Danny could feel the liquor in him turning sludgy. “Who?”
“The rich.” He gave Danny a lazy smile. “Burn them all.”
Danny found himself at Fay Hall again for another meeting of the BSC. On tonight’s agenda, the department’s continued refusal to treat influenza-related sickness among the men as work related. Steve Coyle, a little drunker than one would have hoped, spoke of his ongoing fight to get some kind of disability payments from the department he’d served twelve years.
After the flu discussion was exhausted, they moved on to a preliminary proposal for the department to assume part of the expense of replacing damaged or severely worn uniforms.
“It’s the most innocuous salvo we can fire,” Mark Denton said. “If they reject it, then we can point to it later to show their refusal to grant us any concessions at all.”
“Point for who?” Adrian Melkins asked.
“The press,” Mark Denton said. “Sooner or later, this fight will be fought in the papers. I want them on our side.”
After the meeting, as the men milled by the coffee urns or passed their flasks, Danny found himself thinking of his father and then of Nathan Bishop’s.
“Nice beard,” Mark Denton said. “You grow cats in that thing?”
“Undercover work,” Danny said. He pictured Bishop’s father crawling through a collapsed mine. Pictured his son still trying to drink it away. “What do you need?”
“Huh?”
“From me,” Danny said.
Mark took a step back, appraised him. “I’ve been trying to figure out since the first time you showed up here whether you’re a plant or not.”
“Who’d plant me?”
Denton laughed. “That’s rich. Eddie McKenna’s godson, Tommy Coughlin’s son. Who’d plant you? Hilarious.”
“If I was a plant, why’d you ask for my help?”
“To see how fast you jumped at the offer. I’ll admit, you not jumping right away gave me pause. Now here you are, though, asking me how you can help out.”
“That’s right.”
“I guess it’s my turn to say I’ll think about it,” Denton said.
Eddie McKenna sometimes conducted business meetings on his roof. He lived in a Queen Anne atop Telegraph Hill in South Boston. His view — of Thomas Park, Dorchester Heights, the downtown skyline, the Fort Point Channel, and Boston Harbor — was, much like his persona, expansive. The roof was tarred and flat as sheet metal; Eddie kept a small table and two chairs out there, along with a metal shed where he stored his tools and those his wife, Mary Pat, used in the tiny garden behind their house.
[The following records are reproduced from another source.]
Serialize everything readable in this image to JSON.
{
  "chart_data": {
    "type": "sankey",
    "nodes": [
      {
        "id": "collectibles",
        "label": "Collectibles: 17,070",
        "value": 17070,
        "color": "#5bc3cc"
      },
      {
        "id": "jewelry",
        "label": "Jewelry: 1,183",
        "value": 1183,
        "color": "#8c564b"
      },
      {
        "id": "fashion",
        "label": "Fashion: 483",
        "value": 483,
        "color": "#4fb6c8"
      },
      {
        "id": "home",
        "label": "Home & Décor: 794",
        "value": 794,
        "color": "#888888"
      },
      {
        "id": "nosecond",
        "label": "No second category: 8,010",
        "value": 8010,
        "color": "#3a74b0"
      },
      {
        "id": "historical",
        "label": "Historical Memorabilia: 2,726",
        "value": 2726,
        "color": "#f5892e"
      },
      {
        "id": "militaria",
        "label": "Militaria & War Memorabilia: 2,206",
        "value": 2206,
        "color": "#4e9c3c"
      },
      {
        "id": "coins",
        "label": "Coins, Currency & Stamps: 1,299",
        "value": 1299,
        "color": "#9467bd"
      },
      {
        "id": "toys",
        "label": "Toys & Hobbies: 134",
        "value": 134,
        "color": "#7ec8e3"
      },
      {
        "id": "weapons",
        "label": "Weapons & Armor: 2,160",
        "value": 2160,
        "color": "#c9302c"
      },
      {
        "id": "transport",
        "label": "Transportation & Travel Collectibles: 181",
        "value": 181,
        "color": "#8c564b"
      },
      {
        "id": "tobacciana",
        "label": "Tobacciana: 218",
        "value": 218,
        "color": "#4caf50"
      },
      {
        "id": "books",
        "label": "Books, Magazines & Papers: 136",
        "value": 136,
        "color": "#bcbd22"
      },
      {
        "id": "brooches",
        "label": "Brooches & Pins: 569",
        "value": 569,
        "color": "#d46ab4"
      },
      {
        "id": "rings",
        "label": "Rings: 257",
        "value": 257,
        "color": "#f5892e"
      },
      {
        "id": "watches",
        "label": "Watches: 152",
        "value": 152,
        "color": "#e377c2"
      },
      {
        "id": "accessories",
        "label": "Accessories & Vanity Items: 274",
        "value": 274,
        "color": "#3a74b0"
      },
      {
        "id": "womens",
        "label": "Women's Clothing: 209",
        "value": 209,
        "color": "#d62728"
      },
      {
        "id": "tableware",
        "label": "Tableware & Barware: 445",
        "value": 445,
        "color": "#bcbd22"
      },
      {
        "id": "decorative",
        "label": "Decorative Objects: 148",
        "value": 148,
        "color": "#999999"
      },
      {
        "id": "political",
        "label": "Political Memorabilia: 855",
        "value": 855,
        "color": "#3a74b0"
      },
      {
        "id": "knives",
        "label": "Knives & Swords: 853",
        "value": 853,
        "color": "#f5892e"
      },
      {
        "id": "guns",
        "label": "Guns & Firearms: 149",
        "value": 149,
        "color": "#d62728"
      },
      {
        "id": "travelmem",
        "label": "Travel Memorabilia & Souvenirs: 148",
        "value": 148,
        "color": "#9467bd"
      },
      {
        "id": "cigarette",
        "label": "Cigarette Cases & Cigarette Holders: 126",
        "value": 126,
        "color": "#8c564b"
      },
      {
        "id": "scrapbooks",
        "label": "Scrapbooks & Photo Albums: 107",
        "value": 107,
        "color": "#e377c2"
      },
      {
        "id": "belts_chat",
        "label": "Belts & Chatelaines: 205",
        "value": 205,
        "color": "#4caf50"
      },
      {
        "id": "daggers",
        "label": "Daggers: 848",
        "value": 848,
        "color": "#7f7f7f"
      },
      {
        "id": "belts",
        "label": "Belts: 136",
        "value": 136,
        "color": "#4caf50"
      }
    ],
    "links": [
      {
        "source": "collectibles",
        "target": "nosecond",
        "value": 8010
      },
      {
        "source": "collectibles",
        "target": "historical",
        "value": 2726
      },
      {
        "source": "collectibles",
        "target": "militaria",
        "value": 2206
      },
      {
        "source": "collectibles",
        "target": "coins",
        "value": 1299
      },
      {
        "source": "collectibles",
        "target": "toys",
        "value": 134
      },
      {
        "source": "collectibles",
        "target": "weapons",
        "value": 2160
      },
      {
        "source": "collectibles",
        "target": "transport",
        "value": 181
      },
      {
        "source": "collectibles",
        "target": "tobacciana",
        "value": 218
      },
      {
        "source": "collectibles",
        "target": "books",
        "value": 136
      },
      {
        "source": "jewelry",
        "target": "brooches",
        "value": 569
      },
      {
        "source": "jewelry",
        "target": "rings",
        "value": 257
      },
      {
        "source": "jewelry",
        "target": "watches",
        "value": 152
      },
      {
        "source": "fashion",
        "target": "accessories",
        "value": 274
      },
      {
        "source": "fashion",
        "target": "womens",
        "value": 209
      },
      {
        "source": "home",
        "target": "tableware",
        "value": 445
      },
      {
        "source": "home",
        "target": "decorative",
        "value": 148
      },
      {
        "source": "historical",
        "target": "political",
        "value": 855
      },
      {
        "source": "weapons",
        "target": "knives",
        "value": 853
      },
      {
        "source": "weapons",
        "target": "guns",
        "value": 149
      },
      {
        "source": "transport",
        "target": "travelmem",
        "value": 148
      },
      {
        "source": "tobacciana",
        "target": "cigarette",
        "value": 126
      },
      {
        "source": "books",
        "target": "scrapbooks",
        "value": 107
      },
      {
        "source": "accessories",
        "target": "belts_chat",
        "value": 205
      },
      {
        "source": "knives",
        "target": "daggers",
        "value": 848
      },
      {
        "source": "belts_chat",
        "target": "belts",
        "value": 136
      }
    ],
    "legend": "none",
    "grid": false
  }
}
He was fond of saying that he had the view and he had the roof and he had the love of a good woman so he couldn’t begrudge the good Lord for forsaking him a yard.
It was, like most of the things Eddie McKenna said, as full of the truth as it was full of shit. Yes, Thomas Coughlin, had once told Danny, Eddie’s cellar was barely able to hold its fill of coal, and yes, his yard could support a tomato plant, a basil plant, and possibly a small rosebush but certainly none of the tools needed to tend them. This was of little import, however, because tools weren’t all Eddie McKenna kept in the shed.